Kenya well placed to tap financial markets, says IMF
03 December 2013, 12:58
Nairobi - Improved fiscal management has left Kenya well placed to borrow from international financial markets, the International Monetary Fund said as it announced an immediate disbursement of $110 million.
Kenya, east Africa's biggest economy, is in the final stages of mandating JP Morgan as lead manager for its delayed first sovereign bond issue worth up to $2 billion.
"The external and fiscal positions are now stronger, high inflation has been tamed, and the economy's resilience to shocks has been boosted," the IMF said in a statement late on Monday.
"Improved policies have placed Kenya in a good position to tap the international financial markets."

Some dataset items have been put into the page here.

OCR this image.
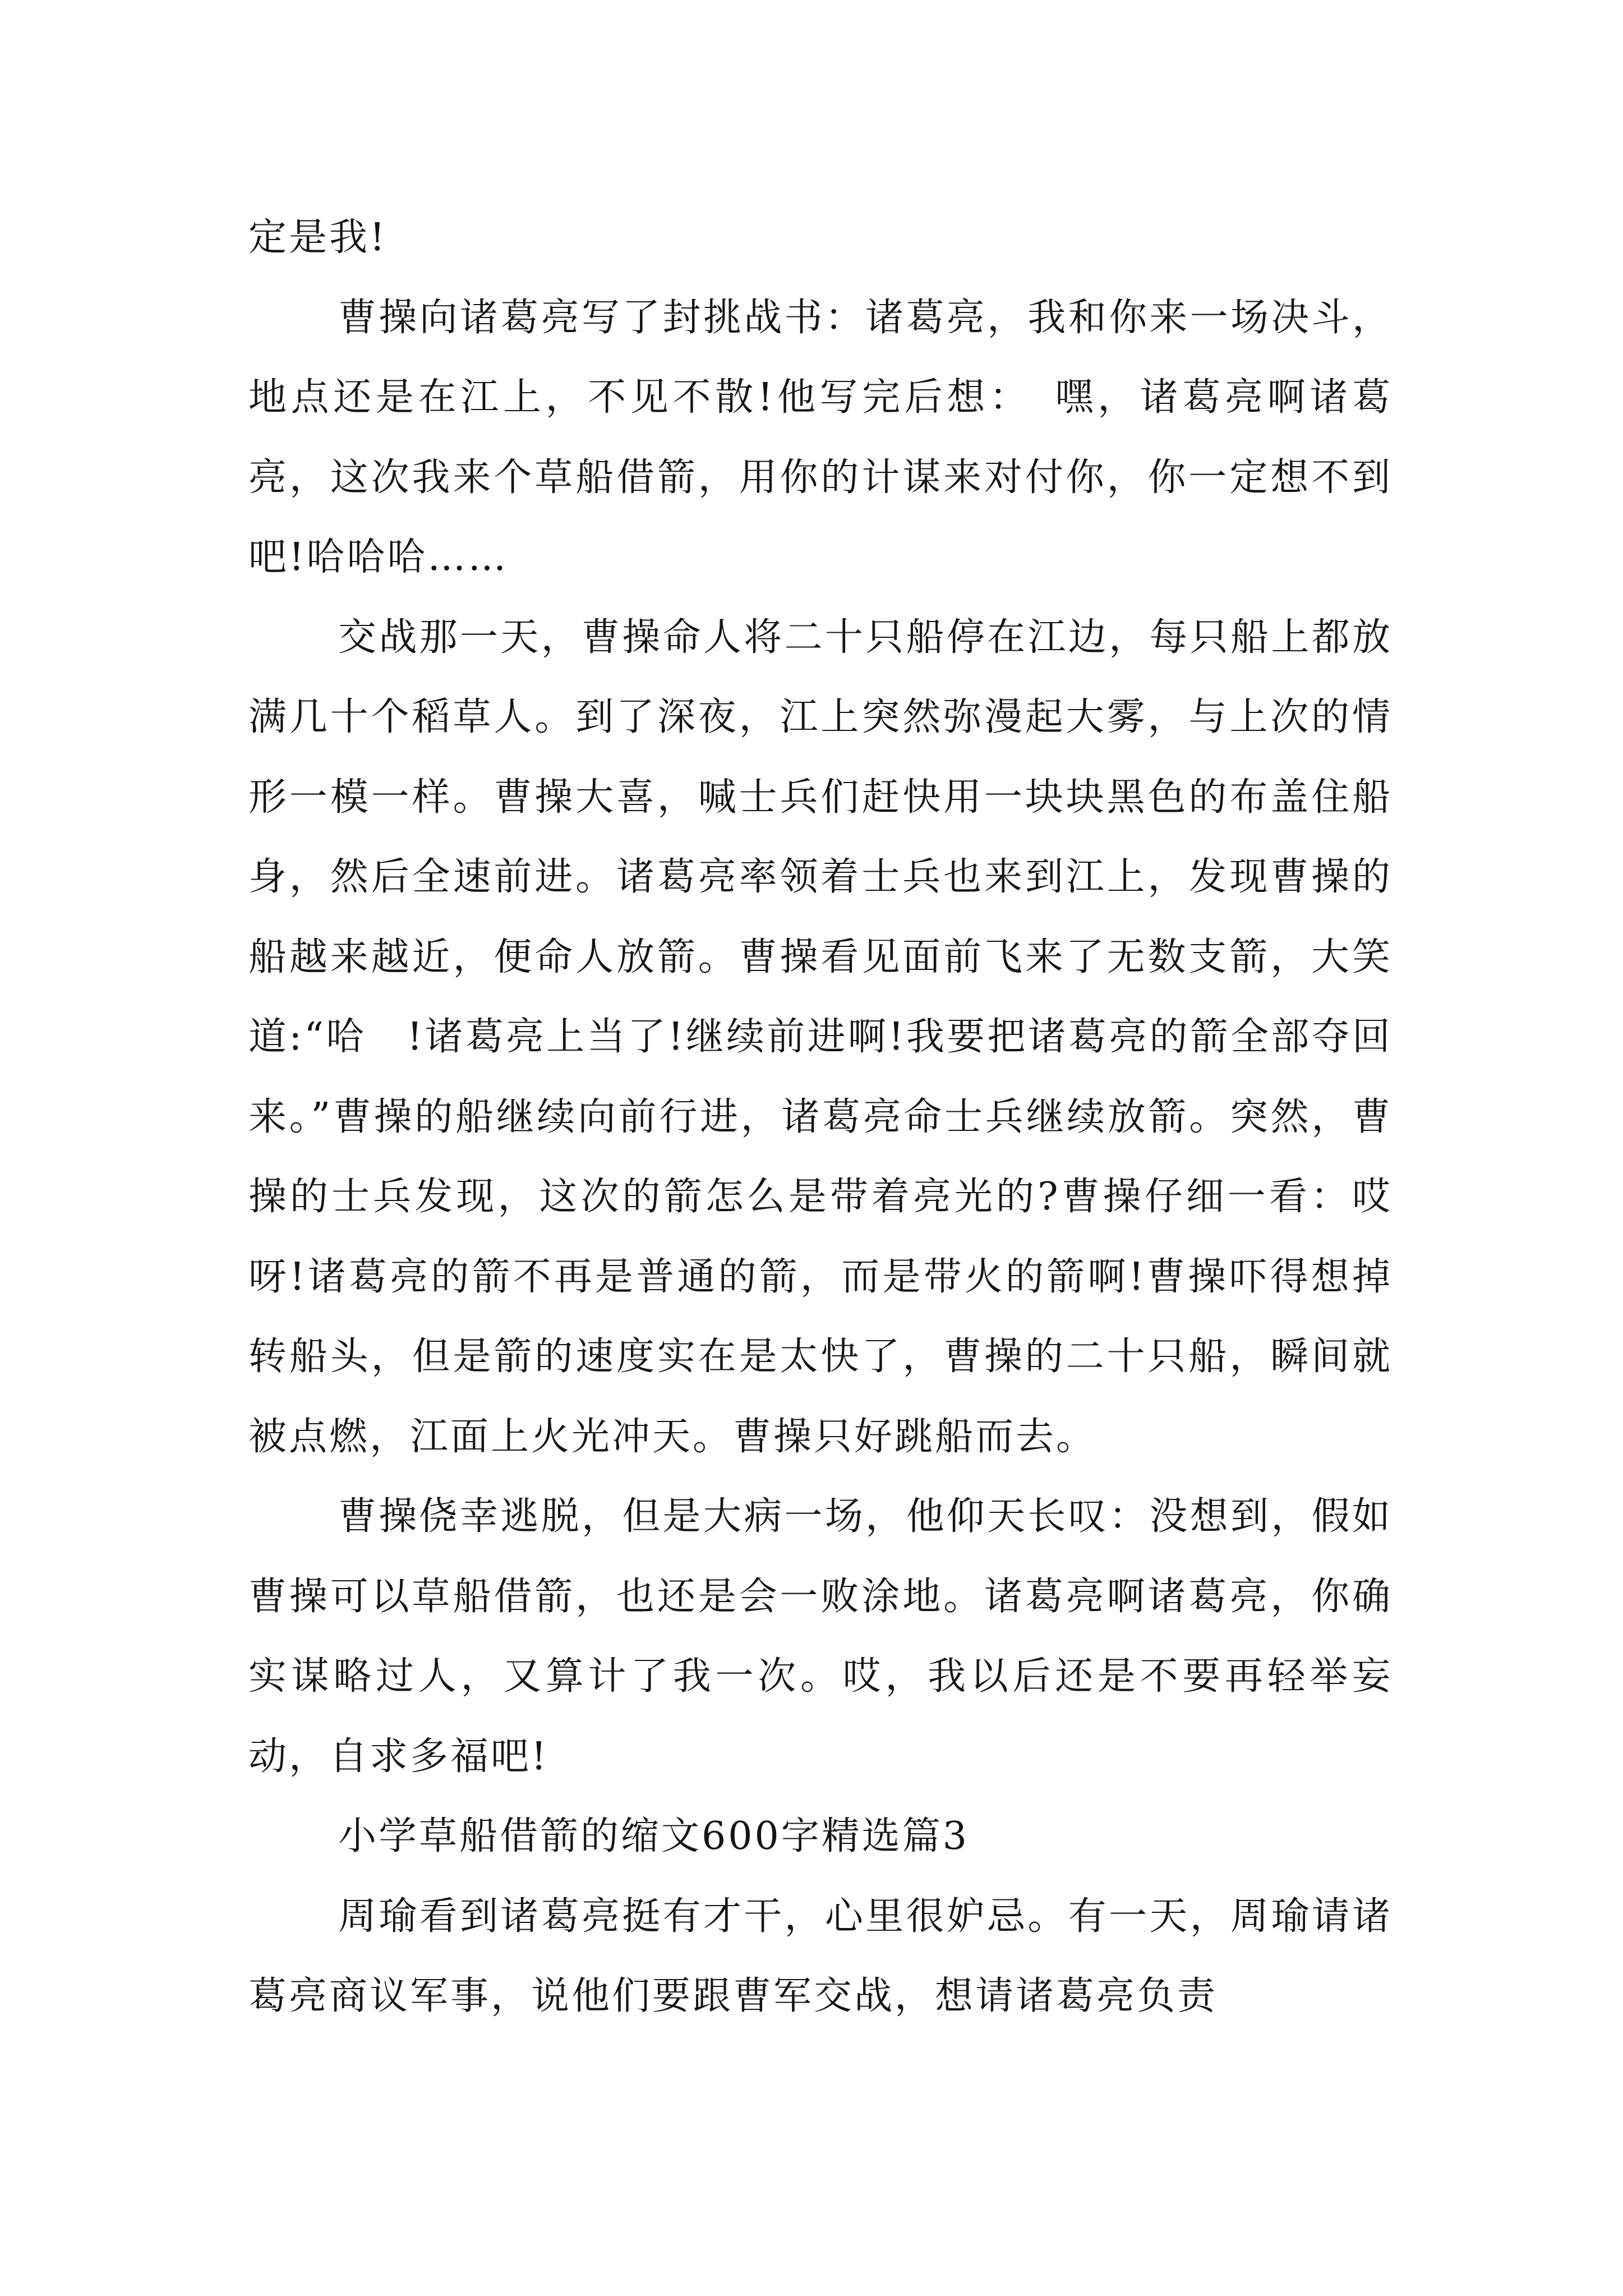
定是我!

曹操向诸葛亮写了封挑战书：诸葛亮，我和你来一场决斗，地点还是在江上，不见不散!他写完后想：　嘿，诸葛亮啊诸葛亮，这次我来个草船借箭，用你的计谋来对付你，你一定想不到吧!哈哈哈……

交战那一天，曹操命人将二十只船停在江边，每只船上都放满几十个稻草人。到了深夜，江上突然弥漫起大雾，与上次的情形一模一样。曹操大喜，喊士兵们赶快用一块块黑色的布盖住船身，然后全速前进。诸葛亮率领着士兵也来到江上，发现曹操的船越来越近，便命人放箭。曹操看见面前飞来了无数支箭，大笑道:“哈　!诸葛亮上当了!继续前进啊!我要把诸葛亮的箭全部夺回来。”曹操的船继续向前行进，诸葛亮命士兵继续放箭。突然，曹操的士兵发现，这次的箭怎么是带着亮光的?曹操仔细一看：哎呀!诸葛亮的箭不再是普通的箭，而是带火的箭啊!曹操吓得想掉转船头，但是箭的速度实在是太快了，曹操的二十只船，瞬间就被点燃，江面上火光冲天。曹操只好跳船而去。

曹操侥幸逃脱，但是大病一场，他仰天长叹：没想到，假如曹操可以草船借箭，也还是会一败涂地。诸葛亮啊诸葛亮，你确实谋略过人，又算计了我一次。哎，我以后还是不要再轻举妄动，自求多福吧!

小学草船借箭的缩文600字精选篇3

周瑜看到诸葛亮挺有才干，心里很妒忌。有一天，周瑜请诸葛亮商议军事，说他们要跟曹军交战，想请诸葛亮负责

The Washington-based body commended Kenya's tighter monetary stance since September and said it had helped anchor inflationary expectations at low levels after inflation spiked on the back of a revision to its Value Added Tax (VAT) law.
The IMF said the Central Bank of Kenya had gained credibility by maintaining inflation within target levels for 12 consecutive months.
Markets lost confidence in the regulator in 2011 when it was slow to tackle surging inflation and a sharp depreciation of the local currency to record lows, market players and economists said at the time.
But the IMF said there were risks to the $37 billion economy. "Kenya's economic outlook is favorable, both external and domestic risks persist," it said, without giving further details.